Advent Calendar 9 – Unword Award

Unword Award

Hello everyone,

day 9 of the generation defining Advent Calendar, and this time, I’ll want to tell about a neat little tradition about German:

das Unwort des Jahres

It’s hard to translate Unwort directly, but it is basically a yearly award for a word (or phrase) that pops up and kind of goes “viral” in the public discourse of the year that’s actually kind of an “weird” twist of a phrase.
It exists since 1991 and it was started as the counterpart for the much older Wort des Jahres, but I feel like the Unwort gets a LOT more attention in the media.
How it works is, everyone can submit suggestions together with an explanation why, and then there’s a period of public discussion (though only very few nerds actually participate). And then a jury from German philologists and journalists picks a winne – on January 12th 2021 to be exact.

Now, originally, I just wanted to tell you about the concept of Unwort and then go on to tell you my personal favorites for THIS year.
But it was actually kind of fun to look up the old ones and think about the context they came from. So I decided that today, I’ll give you a few older examples and keep my predictions for another day :).
So yeah… here you go.

2007 –Herdprämie”

Literally, this means “stove prize/premium” and it referred to a program that would pay government money to families who DON’T send their kids to public kindergarden. The official name was “Betreuungsgeld“, which translates to something like “taking care money”. But critics dubbed it Herdprämie, because they argued that it promoted outdated family roles where the woman stays at home (and cooks).
Regardless of what you think about the political side of it … the word is pretty weird :).

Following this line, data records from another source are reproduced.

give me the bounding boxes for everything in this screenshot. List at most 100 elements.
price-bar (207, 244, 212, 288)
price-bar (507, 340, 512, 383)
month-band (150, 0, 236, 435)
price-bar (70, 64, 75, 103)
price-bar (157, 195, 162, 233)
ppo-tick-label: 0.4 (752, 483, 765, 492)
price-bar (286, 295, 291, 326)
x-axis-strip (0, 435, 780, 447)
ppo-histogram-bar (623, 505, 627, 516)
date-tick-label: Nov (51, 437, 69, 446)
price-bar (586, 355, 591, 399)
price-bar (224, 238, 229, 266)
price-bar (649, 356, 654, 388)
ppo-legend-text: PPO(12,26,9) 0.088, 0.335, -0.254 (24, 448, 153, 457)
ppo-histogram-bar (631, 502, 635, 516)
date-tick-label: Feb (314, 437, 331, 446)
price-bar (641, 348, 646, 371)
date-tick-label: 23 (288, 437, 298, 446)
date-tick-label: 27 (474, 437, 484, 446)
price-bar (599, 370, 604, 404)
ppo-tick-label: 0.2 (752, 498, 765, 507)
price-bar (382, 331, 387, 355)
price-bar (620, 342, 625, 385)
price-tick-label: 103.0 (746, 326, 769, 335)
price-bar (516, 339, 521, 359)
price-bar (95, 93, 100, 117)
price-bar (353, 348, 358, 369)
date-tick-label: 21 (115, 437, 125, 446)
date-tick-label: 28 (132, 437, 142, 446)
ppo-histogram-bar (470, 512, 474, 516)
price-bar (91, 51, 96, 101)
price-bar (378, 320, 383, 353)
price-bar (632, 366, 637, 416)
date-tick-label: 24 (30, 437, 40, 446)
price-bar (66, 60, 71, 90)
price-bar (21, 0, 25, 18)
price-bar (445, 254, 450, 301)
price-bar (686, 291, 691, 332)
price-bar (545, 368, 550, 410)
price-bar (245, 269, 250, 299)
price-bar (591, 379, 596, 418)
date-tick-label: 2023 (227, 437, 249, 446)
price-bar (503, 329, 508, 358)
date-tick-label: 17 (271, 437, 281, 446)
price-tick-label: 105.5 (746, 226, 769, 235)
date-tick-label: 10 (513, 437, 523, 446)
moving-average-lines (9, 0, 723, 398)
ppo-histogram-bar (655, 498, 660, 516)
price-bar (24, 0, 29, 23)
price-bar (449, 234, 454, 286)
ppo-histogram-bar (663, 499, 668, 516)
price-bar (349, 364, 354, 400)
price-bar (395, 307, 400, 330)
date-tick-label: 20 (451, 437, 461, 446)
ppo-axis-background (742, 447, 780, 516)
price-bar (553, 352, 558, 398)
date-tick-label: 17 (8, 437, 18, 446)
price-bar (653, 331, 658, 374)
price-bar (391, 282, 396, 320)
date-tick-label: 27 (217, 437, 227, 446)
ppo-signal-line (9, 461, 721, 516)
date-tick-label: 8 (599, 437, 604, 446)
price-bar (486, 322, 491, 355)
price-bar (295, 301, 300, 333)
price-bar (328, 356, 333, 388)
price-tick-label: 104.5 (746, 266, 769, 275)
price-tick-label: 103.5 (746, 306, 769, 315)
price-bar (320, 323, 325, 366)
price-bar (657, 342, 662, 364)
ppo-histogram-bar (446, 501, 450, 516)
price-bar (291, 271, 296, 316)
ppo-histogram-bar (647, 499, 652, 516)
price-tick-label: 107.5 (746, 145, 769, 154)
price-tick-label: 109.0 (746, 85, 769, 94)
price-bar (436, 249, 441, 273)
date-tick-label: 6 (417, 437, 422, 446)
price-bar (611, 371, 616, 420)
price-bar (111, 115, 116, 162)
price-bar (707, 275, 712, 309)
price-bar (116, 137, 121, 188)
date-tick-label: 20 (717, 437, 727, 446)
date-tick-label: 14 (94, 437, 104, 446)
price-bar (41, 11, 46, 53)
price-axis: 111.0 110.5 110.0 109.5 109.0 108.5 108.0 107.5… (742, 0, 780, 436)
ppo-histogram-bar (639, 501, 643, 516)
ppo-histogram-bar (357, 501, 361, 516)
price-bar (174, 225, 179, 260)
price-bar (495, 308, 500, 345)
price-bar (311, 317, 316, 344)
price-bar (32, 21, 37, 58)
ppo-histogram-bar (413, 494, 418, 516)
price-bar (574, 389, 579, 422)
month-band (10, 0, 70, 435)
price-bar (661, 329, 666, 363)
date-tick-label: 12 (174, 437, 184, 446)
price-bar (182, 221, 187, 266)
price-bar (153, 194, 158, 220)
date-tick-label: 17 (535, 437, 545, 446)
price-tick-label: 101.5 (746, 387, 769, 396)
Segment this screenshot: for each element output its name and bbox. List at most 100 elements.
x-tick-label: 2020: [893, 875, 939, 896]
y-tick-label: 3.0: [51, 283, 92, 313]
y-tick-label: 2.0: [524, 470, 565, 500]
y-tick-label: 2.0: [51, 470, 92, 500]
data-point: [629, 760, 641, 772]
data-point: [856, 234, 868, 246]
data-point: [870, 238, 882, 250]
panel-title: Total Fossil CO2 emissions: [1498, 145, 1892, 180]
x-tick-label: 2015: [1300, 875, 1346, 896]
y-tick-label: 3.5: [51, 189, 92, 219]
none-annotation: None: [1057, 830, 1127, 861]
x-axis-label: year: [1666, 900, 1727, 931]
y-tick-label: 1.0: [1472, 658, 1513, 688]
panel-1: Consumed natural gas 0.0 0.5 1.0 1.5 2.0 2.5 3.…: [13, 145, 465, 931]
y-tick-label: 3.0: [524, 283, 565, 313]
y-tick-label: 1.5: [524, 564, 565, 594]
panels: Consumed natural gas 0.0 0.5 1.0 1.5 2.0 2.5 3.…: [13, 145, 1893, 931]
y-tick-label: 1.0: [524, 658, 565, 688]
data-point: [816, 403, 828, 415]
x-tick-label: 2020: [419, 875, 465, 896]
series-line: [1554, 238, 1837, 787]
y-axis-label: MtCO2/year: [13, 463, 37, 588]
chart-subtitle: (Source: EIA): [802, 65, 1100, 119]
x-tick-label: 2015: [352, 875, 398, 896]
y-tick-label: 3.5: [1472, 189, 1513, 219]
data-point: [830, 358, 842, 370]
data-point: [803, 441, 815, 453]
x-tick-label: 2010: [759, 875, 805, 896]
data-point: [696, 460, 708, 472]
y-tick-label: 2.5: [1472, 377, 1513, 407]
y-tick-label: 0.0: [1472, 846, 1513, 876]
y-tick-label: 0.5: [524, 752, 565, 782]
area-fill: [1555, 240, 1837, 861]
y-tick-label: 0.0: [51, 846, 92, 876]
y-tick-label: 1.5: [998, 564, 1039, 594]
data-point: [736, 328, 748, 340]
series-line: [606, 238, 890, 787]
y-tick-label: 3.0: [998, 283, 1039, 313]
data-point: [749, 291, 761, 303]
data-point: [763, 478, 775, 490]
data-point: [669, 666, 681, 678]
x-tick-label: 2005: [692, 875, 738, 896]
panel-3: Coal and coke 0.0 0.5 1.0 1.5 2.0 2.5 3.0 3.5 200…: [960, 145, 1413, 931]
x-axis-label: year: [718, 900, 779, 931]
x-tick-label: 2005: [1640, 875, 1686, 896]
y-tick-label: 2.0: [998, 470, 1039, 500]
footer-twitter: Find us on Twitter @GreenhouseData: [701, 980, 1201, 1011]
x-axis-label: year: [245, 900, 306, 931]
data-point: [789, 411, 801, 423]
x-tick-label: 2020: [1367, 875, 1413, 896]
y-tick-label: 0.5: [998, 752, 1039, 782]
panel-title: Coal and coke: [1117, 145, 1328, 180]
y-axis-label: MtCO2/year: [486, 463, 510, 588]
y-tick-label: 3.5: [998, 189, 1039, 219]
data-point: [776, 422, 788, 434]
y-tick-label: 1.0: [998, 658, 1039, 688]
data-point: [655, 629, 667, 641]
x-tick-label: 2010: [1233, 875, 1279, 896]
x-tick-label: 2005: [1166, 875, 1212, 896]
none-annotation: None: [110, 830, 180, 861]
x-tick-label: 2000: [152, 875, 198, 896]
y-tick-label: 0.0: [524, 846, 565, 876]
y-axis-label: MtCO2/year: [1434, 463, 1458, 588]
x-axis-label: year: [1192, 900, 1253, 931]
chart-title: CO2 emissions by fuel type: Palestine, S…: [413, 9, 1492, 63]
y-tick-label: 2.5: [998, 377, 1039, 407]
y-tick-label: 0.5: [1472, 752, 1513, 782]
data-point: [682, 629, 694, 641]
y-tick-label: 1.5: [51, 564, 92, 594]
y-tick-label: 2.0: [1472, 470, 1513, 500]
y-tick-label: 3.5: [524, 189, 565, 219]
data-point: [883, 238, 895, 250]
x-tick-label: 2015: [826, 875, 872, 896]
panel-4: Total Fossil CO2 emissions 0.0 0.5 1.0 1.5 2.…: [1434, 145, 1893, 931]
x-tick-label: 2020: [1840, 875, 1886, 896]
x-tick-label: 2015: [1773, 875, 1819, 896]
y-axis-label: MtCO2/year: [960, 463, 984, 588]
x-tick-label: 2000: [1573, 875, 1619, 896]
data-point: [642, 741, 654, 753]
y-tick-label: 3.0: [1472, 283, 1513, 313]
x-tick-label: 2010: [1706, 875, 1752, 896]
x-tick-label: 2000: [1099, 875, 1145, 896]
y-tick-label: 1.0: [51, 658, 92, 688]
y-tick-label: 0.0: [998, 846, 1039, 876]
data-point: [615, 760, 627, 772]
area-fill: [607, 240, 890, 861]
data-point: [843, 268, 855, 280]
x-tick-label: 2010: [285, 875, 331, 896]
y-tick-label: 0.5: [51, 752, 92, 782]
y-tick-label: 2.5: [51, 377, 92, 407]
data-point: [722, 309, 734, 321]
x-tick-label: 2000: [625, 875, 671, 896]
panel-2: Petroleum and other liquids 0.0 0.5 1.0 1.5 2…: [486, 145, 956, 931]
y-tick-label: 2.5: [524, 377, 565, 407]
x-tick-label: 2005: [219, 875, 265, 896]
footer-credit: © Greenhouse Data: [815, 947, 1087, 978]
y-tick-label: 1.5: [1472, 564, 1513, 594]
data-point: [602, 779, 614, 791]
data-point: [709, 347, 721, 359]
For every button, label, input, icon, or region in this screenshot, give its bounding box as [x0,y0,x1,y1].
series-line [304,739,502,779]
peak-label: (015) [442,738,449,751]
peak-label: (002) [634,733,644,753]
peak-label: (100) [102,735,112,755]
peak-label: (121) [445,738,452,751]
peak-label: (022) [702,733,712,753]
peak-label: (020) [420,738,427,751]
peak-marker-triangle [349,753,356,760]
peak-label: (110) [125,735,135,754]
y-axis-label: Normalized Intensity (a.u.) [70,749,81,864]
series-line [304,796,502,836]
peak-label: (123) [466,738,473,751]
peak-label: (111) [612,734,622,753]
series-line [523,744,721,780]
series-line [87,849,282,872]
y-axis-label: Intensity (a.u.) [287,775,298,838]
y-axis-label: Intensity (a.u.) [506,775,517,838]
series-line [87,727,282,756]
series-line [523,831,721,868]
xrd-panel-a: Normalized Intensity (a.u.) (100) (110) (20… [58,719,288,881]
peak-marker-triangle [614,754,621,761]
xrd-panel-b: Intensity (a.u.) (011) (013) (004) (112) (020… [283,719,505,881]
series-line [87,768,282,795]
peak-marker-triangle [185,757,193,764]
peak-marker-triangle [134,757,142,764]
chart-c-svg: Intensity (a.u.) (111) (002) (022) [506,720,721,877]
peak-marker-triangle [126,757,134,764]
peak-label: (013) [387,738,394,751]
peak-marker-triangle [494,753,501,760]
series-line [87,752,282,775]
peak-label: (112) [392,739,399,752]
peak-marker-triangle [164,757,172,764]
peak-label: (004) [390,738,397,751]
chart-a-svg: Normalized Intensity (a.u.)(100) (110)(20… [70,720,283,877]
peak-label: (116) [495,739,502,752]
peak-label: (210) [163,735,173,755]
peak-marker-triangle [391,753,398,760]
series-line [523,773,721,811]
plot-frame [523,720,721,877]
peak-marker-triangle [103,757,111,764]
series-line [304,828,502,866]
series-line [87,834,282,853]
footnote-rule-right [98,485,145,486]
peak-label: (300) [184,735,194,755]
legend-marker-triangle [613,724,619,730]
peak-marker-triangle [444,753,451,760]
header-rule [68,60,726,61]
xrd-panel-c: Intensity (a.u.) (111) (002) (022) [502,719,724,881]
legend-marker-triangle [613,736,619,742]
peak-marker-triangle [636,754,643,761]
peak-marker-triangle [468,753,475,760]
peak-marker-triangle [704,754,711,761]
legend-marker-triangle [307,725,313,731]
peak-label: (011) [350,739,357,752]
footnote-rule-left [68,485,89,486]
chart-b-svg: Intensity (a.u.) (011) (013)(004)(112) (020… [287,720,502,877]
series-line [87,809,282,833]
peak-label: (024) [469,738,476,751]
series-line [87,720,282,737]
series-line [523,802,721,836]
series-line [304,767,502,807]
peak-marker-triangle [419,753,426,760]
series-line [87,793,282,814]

2008 – “notleidende Banken

This was in the depths of the European financial crisis and translated literally, it means “banks suffering hardship” and it was used extensively in the media. The reason it was selected because it makes it sound as if banks are on the same level as people who don’t know if the money is gonna be enough for the month, when in reality all their managers are fairly comfy financially.

2011 – “Döner-Morde

Döner-Morde, literally “kebab-murders”, referred to a series unsolved killings of people with a migration background, spanning several years and the whole of Germany. The 6th victim was shot at his kebab stand and the police suspected that it might be related to Turkish drug cartels. A newspaper coined the term and later it spread throughout the mainstream.
In 2011, by chance, it came out that the by then 9 murders were all committed by a Nazi terror cell, which was also responsible for 45 attempted murders and several bombings.

2017 – “alternative Fakten

You all know this one of course, because it is an import from the US. But yeah… “alternative” facts just isn’t a thing, but the concept happily lives on to today.

I hope you have an idea what the Unwort is :).
If you want to know more, you can check out their website. They list all the words since 1991, and often even second and third place, together with a bit of context and why they picked it. It’s all in German, though, so you need to be B2 to read it.

“Unwort des Jahres – Archive”

In a few days, I’ll tell you my personal favorites for this year, but if you’re in Germany or if you are following German news, I’d really curious if you have a guess as well :).
And also, let me know if you have something like that in your country. I think it’s a fun little tradition and I’d love to know some examples from other languages.
So yeah… let me know in the comments, have a great day and I’ll see you tomorrow.